Le journaliste mauritanien Ahmed Ould Bettar souligne un point essentiel : entre Rabat et Dakar, la géographie ne se résume pas à une ligne droite. Elle traverse des territoires, des histoires et des souverainetés, dont celle de la Mauritanie. Ignorer ce pays, c’est négliger une pièce maîtresse de l’échiquier régional.
La Mauritanie n’est pas un simple désert ou une zone de passage. Elle est un État souverain, membre actif de la communauté internationale, et un acteur clé dans les domaines de la sécurité, du commerce et de l’intégration africaine. Son rôle de pont entre deux mondes ne peut être sous-estimé.

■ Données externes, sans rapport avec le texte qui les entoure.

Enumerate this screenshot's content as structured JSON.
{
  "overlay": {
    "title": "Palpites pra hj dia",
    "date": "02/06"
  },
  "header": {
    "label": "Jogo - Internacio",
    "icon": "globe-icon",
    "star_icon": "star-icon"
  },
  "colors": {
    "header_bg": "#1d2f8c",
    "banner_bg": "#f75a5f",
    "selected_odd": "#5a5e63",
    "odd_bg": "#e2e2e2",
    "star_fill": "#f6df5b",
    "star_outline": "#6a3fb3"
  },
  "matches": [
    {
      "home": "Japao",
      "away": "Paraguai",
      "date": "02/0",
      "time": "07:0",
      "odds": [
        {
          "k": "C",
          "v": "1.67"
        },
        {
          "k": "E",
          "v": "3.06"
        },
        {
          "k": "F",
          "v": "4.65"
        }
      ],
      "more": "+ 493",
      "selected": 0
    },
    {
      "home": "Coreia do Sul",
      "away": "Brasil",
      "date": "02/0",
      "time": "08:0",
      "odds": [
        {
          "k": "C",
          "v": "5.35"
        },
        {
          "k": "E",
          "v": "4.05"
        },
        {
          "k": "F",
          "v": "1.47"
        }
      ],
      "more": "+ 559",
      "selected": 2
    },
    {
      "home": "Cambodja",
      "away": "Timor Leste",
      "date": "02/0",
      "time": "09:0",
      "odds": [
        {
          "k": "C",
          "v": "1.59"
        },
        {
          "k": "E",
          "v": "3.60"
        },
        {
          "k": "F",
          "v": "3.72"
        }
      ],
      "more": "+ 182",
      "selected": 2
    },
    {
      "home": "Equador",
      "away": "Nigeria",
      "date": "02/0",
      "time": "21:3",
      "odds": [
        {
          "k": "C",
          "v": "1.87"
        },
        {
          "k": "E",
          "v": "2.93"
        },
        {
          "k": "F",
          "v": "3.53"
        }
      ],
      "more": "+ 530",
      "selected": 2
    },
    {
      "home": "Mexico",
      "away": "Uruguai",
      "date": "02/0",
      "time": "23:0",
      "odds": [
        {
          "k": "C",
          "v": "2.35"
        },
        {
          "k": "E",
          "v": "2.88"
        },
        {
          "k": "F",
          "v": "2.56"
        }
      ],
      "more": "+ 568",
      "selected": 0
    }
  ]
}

Le Sahara occidental, territoire au statut toujours débattu, s’inscrit dans cette dynamique. Mais c’est la Mauritanie qui, par sa position géographique et ses engagements diplomatiques, permet de relier ces espaces. Elle ne se contente pas d’exister : elle structure les échanges et les partenariats entre le Maghreb et l’Afrique subsaharienne.
En géopolitique, les raccourcis sont rarement pertinents. Ils peuvent même s’avérer dangereux, en masquant des réalités complexes et des enjeux de souveraineté. La Mauritanie rappelle à tous que les frontières, loin d’être des lignes sur une carte, sont des frontières de peuples, de cultures et de destins communs.
Ainsi, entre le Maroc et le Sénégal, il n’y a pas de route directe, mais un réseau de relations, où la Mauritanie tient une place centrale. Son rôle ne se limite pas à un rôle de transit : elle est un acteur à part entière, dont l’influence façonne l’équilibre de toute une région.